SparseEfficiencyWarning)
<MCSparse.MCsparse at 0x1492adaf4e0>
The warning only notifies us that the diagonal has been changed. We can safely ignore it. As we can see, the matrix becomes idempotent in nine iterations. The transition matrix and the clusters are shown below for each iteration. The cluster labels are accessed as:
print(mclus.labels_)
[0 0 0 0 0 0 0 0 0 0 2 2 2 2 2 2 2 2 2 2 2 2 2 2 2 1 1 1 1 1 1 1 1 1 1 1 1 1 1 1 1 1 1 1 1 2 2 2 2 2 2 2 2 2 2 2 2 2 2 2 2 2 2 2 2 2 2 2 2 2]
Changing the inflation parameter changes the cluster structure. The lower the inflation parameter, that is the rate of removal of edges with lower weights the larger clusters we get.
This effect on the final cluster sizes is illustrated on a larger set of inflation parameters: $q=[1.00, 1.20, 1.50, 2.00, 2.25, 3.00]$, below.
Analysis
Most of the clustering methods minimise a ceratian measure (e.g. variance of the intra-cluster distance in k-means clustering). However, it is not clear from above what functional of the graph is minimised during the MC algorithm. It is also curious that changing the rate of inflation changes the cluster structure.
Nevertheless, one can show that the entropy is the Markov process, $S(\mathbf{P})$, is minimised.
\[S(\mathbf{P}) = - \sum_{i} \mu_{i} \sum_{j} p_{ij}\log(p _{ij}) \, ,\]where $\mathbf{\mu}$ is the left eigenvector of the stochastic matrix.
The function calc_markov_entropy
calculates the entropy of the transition matrix relative to the entropy of the process where each state has equal probability to move to any other states. The entropy is the corresponding process is $\log_{2}(n)$.

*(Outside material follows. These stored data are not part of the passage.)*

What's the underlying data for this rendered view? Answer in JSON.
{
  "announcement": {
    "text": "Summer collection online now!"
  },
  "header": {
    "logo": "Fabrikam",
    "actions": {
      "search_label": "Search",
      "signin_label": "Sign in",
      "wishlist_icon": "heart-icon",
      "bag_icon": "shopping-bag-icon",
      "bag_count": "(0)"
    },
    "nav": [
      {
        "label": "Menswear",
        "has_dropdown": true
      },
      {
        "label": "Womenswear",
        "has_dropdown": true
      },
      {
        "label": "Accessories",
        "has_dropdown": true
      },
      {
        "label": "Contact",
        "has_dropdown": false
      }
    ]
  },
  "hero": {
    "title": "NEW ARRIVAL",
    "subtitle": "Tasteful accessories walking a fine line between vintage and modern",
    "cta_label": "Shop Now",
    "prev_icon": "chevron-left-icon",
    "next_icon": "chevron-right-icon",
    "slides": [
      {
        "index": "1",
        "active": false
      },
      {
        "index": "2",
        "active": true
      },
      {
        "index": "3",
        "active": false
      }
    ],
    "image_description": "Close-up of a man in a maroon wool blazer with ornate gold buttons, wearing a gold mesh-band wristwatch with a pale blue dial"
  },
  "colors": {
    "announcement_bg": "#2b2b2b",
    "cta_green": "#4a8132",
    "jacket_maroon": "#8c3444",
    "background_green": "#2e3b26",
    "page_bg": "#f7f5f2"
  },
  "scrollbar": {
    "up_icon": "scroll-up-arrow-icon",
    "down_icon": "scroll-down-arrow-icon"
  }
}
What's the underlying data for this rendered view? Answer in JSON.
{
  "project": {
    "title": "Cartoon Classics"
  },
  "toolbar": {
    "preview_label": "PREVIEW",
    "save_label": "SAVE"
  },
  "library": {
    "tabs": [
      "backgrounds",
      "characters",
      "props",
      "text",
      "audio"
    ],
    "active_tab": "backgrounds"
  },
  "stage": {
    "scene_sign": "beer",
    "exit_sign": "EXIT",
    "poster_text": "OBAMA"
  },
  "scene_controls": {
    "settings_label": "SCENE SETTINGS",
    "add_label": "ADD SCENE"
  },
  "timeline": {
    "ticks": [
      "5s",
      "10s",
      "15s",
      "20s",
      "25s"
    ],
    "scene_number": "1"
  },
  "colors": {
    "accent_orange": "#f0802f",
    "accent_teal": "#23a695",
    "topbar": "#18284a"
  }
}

def calc_markov_entropy(mat):
"""
Calculates the entropy of the Markov process.
Parameters:
mat (scipy.sparse.csr_matrix) : transition (stochastic) matrix
Returns:
entropy (float) : relative entropy wrt fully connected Markov process.
"""
v, vec = sps.linalg.eigs(mat.transpose(), k = 1)
vec = vec / vec.sum()
mat.data = mat.data * np.log2(mat.data)
entropy = - np.sum(np.multiply(mat.sum(axis = 1), np.real(vec))) / np.log2(mat.shape[0])
return entropy
The entropies have been calculated for each inflation (even) and expansion (odd) steps for each of the above inflation parameters.
It is readily observed that the entropy increases during the expansion set and decreases following inflation. These changes gradually diminish as the matrix becomes idempotent.
I will write about the properties of the Markov cluster algorithm in an other post. For now, it suffices to note,
1. MC reminds us of the expectation maximisation algorithms. The expectation step is the expansion the maximisation step is the inflation.
1. It also alludes to the simulated annealing algorithm. Expansion corresponds to increasing the energy of the system, whereas the inflation parameter has a similar role to that of the cooling rate.
1. Depending on the inflation parameter one can build a hierarchy of cluster.